- Born: 1967 (age 57–58)

= Daniel Ford (editor and writer) =

Daniel Ford (born England 1967) is a British/South African writer, editor and publisher. After emigrating to South Africa in 1994, he joined Independent Newspapers, working on the Weekend Argus and forming part of the launch team for Sunday Life magazine. He was subsequently appointed editor of that title before being recruited by Condé Nast to launch the men’s title GQ, again as editor. He later teamed up with the South African Broadcasting Corporation to launch another title, this time translating the weekly Top Billing TV programme into a print magazine.
He launched Two Dogs, a book imprint aimed at men, in partnership with Penguin Random House, an initiative the Mail & Guardian dubbed Dick Lit. He later consulted to the Laureus World Sports Awards, Old Mutual, and Engen Petroleum on branding and media publications. He returned to England to produce books and e-books for the international co-edition market for book packagers Chase My Snail.
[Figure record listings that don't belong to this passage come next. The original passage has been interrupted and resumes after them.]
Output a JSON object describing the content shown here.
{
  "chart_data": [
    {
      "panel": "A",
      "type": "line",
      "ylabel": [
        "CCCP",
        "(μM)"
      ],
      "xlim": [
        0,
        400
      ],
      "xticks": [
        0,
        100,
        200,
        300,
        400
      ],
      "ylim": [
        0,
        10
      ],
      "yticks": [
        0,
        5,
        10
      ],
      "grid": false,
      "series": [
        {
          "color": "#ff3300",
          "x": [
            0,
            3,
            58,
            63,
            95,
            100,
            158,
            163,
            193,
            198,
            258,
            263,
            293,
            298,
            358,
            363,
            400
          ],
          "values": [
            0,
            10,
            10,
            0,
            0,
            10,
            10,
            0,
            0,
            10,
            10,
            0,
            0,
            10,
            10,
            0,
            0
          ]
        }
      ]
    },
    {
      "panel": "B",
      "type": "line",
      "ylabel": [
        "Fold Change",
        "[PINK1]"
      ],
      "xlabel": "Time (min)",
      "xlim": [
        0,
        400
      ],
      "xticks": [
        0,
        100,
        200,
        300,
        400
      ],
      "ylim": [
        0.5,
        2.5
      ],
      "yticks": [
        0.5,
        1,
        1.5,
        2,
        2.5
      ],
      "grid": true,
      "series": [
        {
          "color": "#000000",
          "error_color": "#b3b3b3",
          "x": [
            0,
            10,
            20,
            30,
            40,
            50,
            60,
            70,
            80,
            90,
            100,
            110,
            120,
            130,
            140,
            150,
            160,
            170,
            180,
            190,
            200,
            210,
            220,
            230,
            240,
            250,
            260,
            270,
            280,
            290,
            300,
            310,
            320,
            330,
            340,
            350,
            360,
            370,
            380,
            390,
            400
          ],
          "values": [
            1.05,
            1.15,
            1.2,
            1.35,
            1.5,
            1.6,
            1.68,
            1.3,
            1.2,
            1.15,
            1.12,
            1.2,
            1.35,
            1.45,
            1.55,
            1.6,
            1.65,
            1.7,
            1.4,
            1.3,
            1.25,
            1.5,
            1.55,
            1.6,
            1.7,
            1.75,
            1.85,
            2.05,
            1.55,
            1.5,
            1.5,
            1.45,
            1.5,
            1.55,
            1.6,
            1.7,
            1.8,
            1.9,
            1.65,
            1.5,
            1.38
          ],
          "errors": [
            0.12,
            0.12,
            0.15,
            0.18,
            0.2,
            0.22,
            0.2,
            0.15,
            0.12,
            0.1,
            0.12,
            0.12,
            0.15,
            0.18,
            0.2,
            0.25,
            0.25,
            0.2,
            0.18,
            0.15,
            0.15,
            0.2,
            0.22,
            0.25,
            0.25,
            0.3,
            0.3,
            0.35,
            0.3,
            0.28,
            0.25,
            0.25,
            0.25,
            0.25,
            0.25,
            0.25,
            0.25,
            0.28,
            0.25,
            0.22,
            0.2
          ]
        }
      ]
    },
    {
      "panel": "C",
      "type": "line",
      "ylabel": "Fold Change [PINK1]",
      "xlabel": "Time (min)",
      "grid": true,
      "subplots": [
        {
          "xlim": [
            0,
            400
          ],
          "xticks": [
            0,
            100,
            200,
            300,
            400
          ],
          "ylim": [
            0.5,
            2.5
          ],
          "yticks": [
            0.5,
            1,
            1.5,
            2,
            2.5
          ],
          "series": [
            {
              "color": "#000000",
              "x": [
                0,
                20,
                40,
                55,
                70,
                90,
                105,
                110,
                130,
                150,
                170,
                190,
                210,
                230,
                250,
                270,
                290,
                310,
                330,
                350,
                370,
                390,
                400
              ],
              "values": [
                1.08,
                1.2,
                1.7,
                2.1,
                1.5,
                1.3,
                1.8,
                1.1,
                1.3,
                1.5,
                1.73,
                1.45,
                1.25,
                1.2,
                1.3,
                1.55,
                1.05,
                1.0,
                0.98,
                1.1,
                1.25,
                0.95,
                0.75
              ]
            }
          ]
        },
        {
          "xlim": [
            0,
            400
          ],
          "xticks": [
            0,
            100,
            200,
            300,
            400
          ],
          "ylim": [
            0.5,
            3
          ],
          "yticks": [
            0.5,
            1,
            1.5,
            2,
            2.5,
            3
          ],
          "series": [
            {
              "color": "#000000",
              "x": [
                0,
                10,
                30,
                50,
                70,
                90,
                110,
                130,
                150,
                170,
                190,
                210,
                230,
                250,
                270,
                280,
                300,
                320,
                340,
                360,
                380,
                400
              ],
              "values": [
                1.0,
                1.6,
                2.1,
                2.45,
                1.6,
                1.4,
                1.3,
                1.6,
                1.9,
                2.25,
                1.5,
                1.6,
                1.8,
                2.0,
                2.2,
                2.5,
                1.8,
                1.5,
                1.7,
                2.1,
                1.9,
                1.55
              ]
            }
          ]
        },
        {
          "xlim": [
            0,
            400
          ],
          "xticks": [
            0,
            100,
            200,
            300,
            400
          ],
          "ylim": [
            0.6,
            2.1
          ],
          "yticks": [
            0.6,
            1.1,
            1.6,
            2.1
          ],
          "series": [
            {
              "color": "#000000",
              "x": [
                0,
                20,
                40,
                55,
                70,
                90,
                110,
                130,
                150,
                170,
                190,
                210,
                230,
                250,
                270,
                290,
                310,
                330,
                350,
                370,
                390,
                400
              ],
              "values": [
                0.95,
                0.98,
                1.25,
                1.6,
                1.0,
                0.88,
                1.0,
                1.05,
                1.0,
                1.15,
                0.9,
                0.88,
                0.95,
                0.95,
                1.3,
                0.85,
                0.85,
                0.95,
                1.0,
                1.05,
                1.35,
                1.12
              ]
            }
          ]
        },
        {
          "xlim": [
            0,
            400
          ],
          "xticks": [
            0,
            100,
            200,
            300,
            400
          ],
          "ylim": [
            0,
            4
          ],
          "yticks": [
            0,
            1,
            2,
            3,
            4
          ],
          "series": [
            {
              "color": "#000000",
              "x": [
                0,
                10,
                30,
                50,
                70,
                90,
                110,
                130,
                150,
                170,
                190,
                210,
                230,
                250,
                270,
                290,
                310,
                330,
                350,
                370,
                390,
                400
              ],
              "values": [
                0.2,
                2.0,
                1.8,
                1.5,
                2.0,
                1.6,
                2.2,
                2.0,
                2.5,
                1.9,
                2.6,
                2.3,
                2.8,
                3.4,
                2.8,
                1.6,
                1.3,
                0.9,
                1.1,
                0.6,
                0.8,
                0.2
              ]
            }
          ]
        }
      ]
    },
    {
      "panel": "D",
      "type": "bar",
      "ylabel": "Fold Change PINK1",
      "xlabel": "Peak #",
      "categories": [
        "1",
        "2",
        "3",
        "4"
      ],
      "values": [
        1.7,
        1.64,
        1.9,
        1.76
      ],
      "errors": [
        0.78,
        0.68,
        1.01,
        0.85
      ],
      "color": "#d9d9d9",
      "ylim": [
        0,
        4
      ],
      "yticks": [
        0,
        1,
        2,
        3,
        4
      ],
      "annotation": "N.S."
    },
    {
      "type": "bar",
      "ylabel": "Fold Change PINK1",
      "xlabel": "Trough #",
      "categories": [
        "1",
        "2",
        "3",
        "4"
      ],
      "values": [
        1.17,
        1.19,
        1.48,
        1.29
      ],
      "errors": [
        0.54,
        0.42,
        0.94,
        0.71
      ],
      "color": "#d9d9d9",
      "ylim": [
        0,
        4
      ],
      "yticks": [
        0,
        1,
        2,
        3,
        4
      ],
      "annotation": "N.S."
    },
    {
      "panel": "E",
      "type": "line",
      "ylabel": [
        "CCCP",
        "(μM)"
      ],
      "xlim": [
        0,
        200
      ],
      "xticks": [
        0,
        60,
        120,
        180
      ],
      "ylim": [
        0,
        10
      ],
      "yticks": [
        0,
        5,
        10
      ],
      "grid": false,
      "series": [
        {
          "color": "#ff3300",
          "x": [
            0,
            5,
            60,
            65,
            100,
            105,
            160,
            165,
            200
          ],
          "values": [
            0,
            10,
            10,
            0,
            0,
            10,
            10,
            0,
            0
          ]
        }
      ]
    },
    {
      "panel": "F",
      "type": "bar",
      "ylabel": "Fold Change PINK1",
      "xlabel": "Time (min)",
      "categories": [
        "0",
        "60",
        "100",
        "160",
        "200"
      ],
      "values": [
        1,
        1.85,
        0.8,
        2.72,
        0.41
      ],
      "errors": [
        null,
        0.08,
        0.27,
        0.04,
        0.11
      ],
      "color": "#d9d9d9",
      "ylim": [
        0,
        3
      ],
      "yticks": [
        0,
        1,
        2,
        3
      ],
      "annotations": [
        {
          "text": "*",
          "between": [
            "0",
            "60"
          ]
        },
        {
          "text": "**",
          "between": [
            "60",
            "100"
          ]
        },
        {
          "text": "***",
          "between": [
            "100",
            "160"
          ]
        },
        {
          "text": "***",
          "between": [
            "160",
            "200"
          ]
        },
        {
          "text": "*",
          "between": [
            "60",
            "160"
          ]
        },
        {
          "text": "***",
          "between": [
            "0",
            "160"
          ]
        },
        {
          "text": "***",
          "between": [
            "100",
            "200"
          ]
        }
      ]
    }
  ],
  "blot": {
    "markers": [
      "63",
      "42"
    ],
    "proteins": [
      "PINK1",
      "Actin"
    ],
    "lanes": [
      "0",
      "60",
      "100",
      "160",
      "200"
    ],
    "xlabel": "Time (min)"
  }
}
A series of travel, sport and fitness titles have been put together and published across the world, including the UK, Spain, Denmark, France, Spain Russia, Indonesia, China, Australia and Southern Africa.
He is frequently interviewed on TV and radio including the BBC, SABC and Colombia’s business channel DATAifx

== Non-fiction ==
Ford has written or co-written a number of books including
- Football Grounds Then and Now
- Don't Touch the Nuts: and the Other Unwritten Rules of British Pubs
- A Football Fan’s Guide to Europe
- A Fan’s Guide to World Cricket
- A Fan’s Guide to World Rugby
- Walking with Lions
- A series of fitness guides, Your 12-Week Guide to Running, Your 12-Week Guide to Cycling, Your 12-Week Guide to Swimming, and Your 12-Week Guide to Gym.